I love this account of Abraham almost sacrificing Isaac. It shows his faithfulness and obedience to God, and it shows Isaac’s faithfulness and trust towards his father. Isaac obviously trusted Abraham enough to let him bind him up and place him on the altar. He must have known that this was what God wanted. It also shows God’s mercy (because he spares Isaac and provides a ram), and foreshadows the coming of Christ, who is the ultimate sacrifice. Because He died, we don’t have to sacrifice animals anymore, and, as long as we accept Him and his gift, we don’t have to die eternally.

JohnFH

Hi Chariots of Fire 1,

I follow what you are saying. On the other hand, you leave out of consideration the completion of the development of this theme, not only in Christianity but in Judaism.

In both faiths, it is understood that there are times in which one is to offer one's life as a sacrifice for others, or for the sole reason of remaining true to one's beliefs.

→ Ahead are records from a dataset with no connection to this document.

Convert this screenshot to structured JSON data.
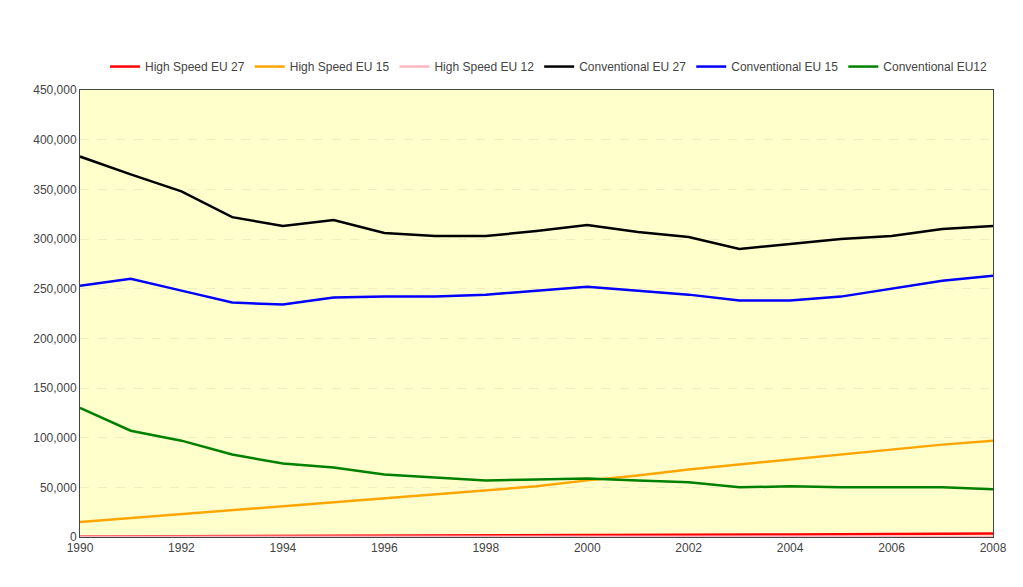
{
  "chart_data": {
    "type": "line",
    "x": [
      1990,
      1991,
      1992,
      1993,
      1994,
      1995,
      1996,
      1997,
      1998,
      1999,
      2000,
      2001,
      2002,
      2003,
      2004,
      2005,
      2006,
      2007,
      2008
    ],
    "series": [
      {
        "name": "High Speed EU 27",
        "color": "#FF0000",
        "values": [
          500,
          600,
          700,
          800,
          900,
          1000,
          1100,
          1200,
          1400,
          1600,
          1800,
          2000,
          2200,
          2400,
          2600,
          2800,
          3000,
          3200,
          3500
        ]
      },
      {
        "name": "High Speed EU 15",
        "color": "#FFA500",
        "values": [
          15000,
          19000,
          23000,
          27000,
          31000,
          35000,
          39000,
          43000,
          47000,
          51000,
          57000,
          62000,
          68000,
          73000,
          78000,
          83000,
          88000,
          93000,
          97000
        ]
      },
      {
        "name": "High Speed EU 12",
        "color": "#FFB6C1",
        "values": [
          200,
          200,
          200,
          200,
          200,
          200,
          200,
          200,
          200,
          200,
          200,
          200,
          200,
          200,
          200,
          200,
          200,
          200,
          200
        ]
      },
      {
        "name": "Conventional EU 27",
        "color": "#000000",
        "values": [
          383000,
          365000,
          348000,
          322000,
          313000,
          319000,
          306000,
          303000,
          303000,
          308000,
          314000,
          307000,
          302000,
          290000,
          295000,
          300000,
          303000,
          310000,
          313000
        ]
      },
      {
        "name": "Conventional EU 15",
        "color": "#0000FF",
        "values": [
          253000,
          260000,
          248000,
          236000,
          234000,
          241000,
          242000,
          242000,
          244000,
          248000,
          252000,
          248000,
          244000,
          238000,
          238000,
          242000,
          250000,
          258000,
          263000
        ]
      },
      {
        "name": "Conventional EU12",
        "color": "#008000",
        "values": [
          130000,
          107000,
          97000,
          83000,
          74000,
          70000,
          63000,
          60000,
          57000,
          58000,
          59000,
          57000,
          55000,
          50000,
          51000,
          50000,
          50000,
          50000,
          48000
        ]
      }
    ],
    "xlim": [
      1990,
      2008
    ],
    "xticks": [
      1990,
      1992,
      1994,
      1996,
      1998,
      2000,
      2002,
      2004,
      2006,
      2008
    ],
    "ylim": [
      0,
      450000
    ],
    "yticks": [
      0,
      {
        "value": 50000,
        "label": "50,000"
      },
      {
        "value": 100000,
        "label": "100,000"
      },
      {
        "value": 150000,
        "label": "150,000"
      },
      {
        "value": 200000,
        "label": "200,000"
      },
      {
        "value": 250000,
        "label": "250,000"
      },
      {
        "value": 300000,
        "label": "300,000"
      },
      {
        "value": 350000,
        "label": "350,000"
      },
      {
        "value": 400000,
        "label": "400,000"
      },
      {
        "value": 450000,
        "label": "450,000"
      }
    ],
    "grid": true,
    "legend": "upper right"
  }
}
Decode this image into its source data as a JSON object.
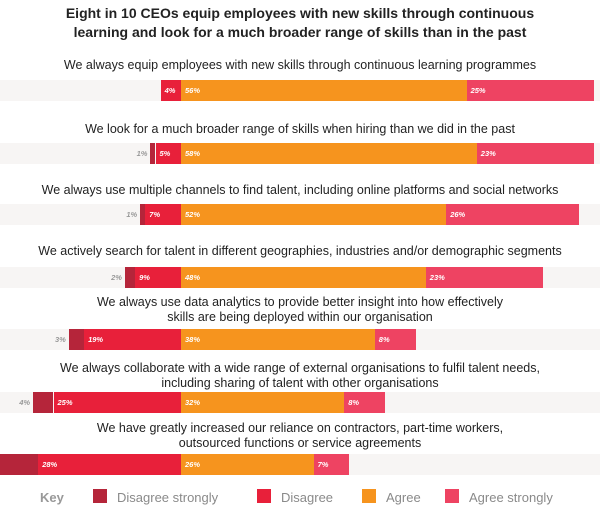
{
  "title_line1": "Eight in 10 CEOs equip employees with new skills through continuous",
  "title_line2": "learning and look for a much broader range of skills than in the past",
  "colors": {
    "disagree_strongly": "#b5253a",
    "disagree": "#e8203a",
    "agree": "#f6941e",
    "agree_strongly": "#ee4362",
    "track": "#f7f5f4"
  },
  "legend": {
    "title": "Key",
    "items": [
      {
        "key": "disagree_strongly",
        "label": "Disagree strongly"
      },
      {
        "key": "disagree",
        "label": "Disagree"
      },
      {
        "key": "agree",
        "label": "Agree"
      },
      {
        "key": "agree_strongly",
        "label": "Agree strongly"
      }
    ]
  },
  "chart_data": {
    "type": "bar",
    "orientation": "horizontal-diverging",
    "series": [
      {
        "key": "disagree_strongly",
        "name": "Disagree strongly"
      },
      {
        "key": "disagree",
        "name": "Disagree"
      },
      {
        "key": "agree",
        "name": "Agree"
      },
      {
        "key": "agree_strongly",
        "name": "Agree strongly"
      }
    ],
    "rows": [
      {
        "label": [
          "We always equip employees with new skills through continuous learning programmes"
        ],
        "values": {
          "disagree_strongly": 0,
          "disagree": 4,
          "agree": 56,
          "agree_strongly": 25
        },
        "labels": {
          "disagree_strongly": "",
          "disagree": "4%",
          "agree": "56%",
          "agree_strongly": "25%"
        }
      },
      {
        "label": [
          "We look for a much broader range of skills when hiring than we did in the past"
        ],
        "values": {
          "disagree_strongly": 1,
          "disagree": 5,
          "agree": 58,
          "agree_strongly": 23
        },
        "labels": {
          "disagree_strongly": "1%",
          "disagree": "5%",
          "agree": "58%",
          "agree_strongly": "23%"
        }
      },
      {
        "label": [
          "We always use multiple channels to find talent, including online platforms and social networks"
        ],
        "values": {
          "disagree_strongly": 1,
          "disagree": 7,
          "agree": 52,
          "agree_strongly": 26
        },
        "labels": {
          "disagree_strongly": "1%",
          "disagree": "7%",
          "agree": "52%",
          "agree_strongly": "26%"
        }
      },
      {
        "label": [
          "We actively search for talent in different geographies, industries and/or demographic segments"
        ],
        "values": {
          "disagree_strongly": 2,
          "disagree": 9,
          "agree": 48,
          "agree_strongly": 23
        },
        "labels": {
          "disagree_strongly": "2%",
          "disagree": "9%",
          "agree": "48%",
          "agree_strongly": "23%"
        }
      },
      {
        "label": [
          "We always use data analytics to provide better insight into how effectively",
          "skills are being deployed within our organisation"
        ],
        "values": {
          "disagree_strongly": 3,
          "disagree": 19,
          "agree": 38,
          "agree_strongly": 8
        },
        "labels": {
          "disagree_strongly": "3%",
          "disagree": "19%",
          "agree": "38%",
          "agree_strongly": "8%"
        }
      },
      {
        "label": [
          "We always collaborate with a wide range of external organisations to fulfil talent needs,",
          "including sharing of talent with other organisations"
        ],
        "values": {
          "disagree_strongly": 4,
          "disagree": 25,
          "agree": 32,
          "agree_strongly": 8
        },
        "labels": {
          "disagree_strongly": "4%",
          "disagree": "25%",
          "agree": "32%",
          "agree_strongly": "8%"
        }
      },
      {
        "label": [
          "We have greatly increased our reliance on contractors, part-time workers,",
          "outsourced functions or service agreements"
        ],
        "values": {
          "disagree_strongly": 9,
          "disagree": 28,
          "agree": 26,
          "agree_strongly": 7
        },
        "labels": {
          "disagree_strongly": "9%",
          "disagree": "28%",
          "agree": "26%",
          "agree_strongly": "7%"
        }
      }
    ]
  }
}
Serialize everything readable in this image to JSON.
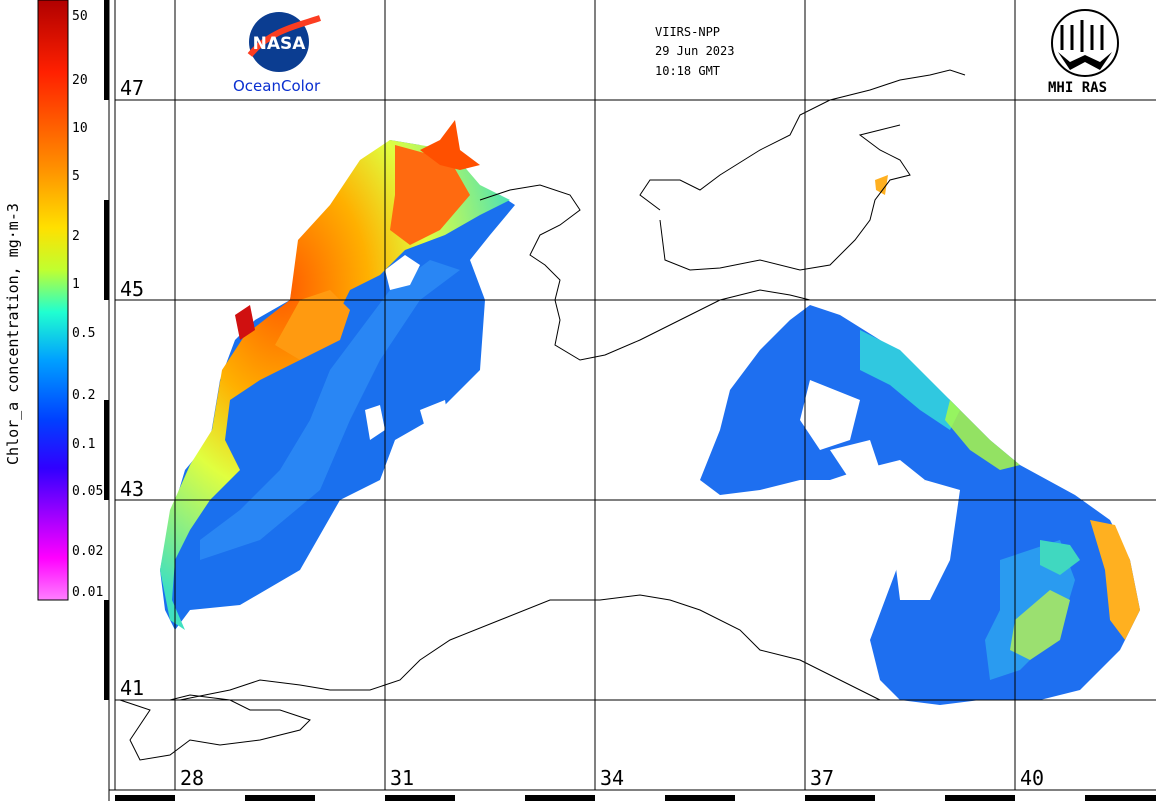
{
  "header": {
    "sensor": "VIIRS-NPP",
    "date": "29 Jun 2023",
    "time": "10:18 GMT"
  },
  "logos": {
    "nasa_text": "NASA",
    "nasa_caption": "OceanColor",
    "mhi_caption": "MHI RAS"
  },
  "colorbar": {
    "title": "Chlor_a concentration, mg·m-3",
    "labels": [
      "50",
      "20",
      "10",
      "5",
      "2",
      "1",
      "0.5",
      "0.2",
      "0.1",
      "0.05",
      "0.02",
      "0.01"
    ],
    "colors": [
      "#c80000",
      "#ff3000",
      "#ff8000",
      "#ffc000",
      "#ffff00",
      "#80ff40",
      "#00ffff",
      "#0080ff",
      "#0000ff",
      "#8000ff",
      "#ff00ff",
      "#ff80ff"
    ]
  },
  "grid": {
    "latitudes": [
      "47",
      "45",
      "43",
      "41"
    ],
    "longitudes": [
      "28",
      "31",
      "34",
      "37",
      "40"
    ]
  }
}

It is permitted and even encouraged in both religions to choose death if the alternative is that of renouncing one's faith, or being forced to commit murder or adultery.

In place of animal sacrifice, it is understood, not only that God is forgiving and compassionate - for Christians this is manifest on the cross - but we are to make of ourselves "living sacrifices." In the New Testament, Paul in Romans 12:1 is clear on this.

Jewish interpretation of Gen 22 is just as insistent that faithfulness translates into a life of sacrifice.

True Grit 4

We are taught that faith as small as a mustard seed can move mountains, and I believe that this passage from Genesis 22 definitely shows this. Abram was such a man of faith that he was willing to give up his son for God's plans. I also think that God understands our sacrifice, because as we learn in John 3:16, where it says "God so loved the world he gave his only begotten son..." he was willing to make a sacrifice for us, so in turn, he would like us to give one.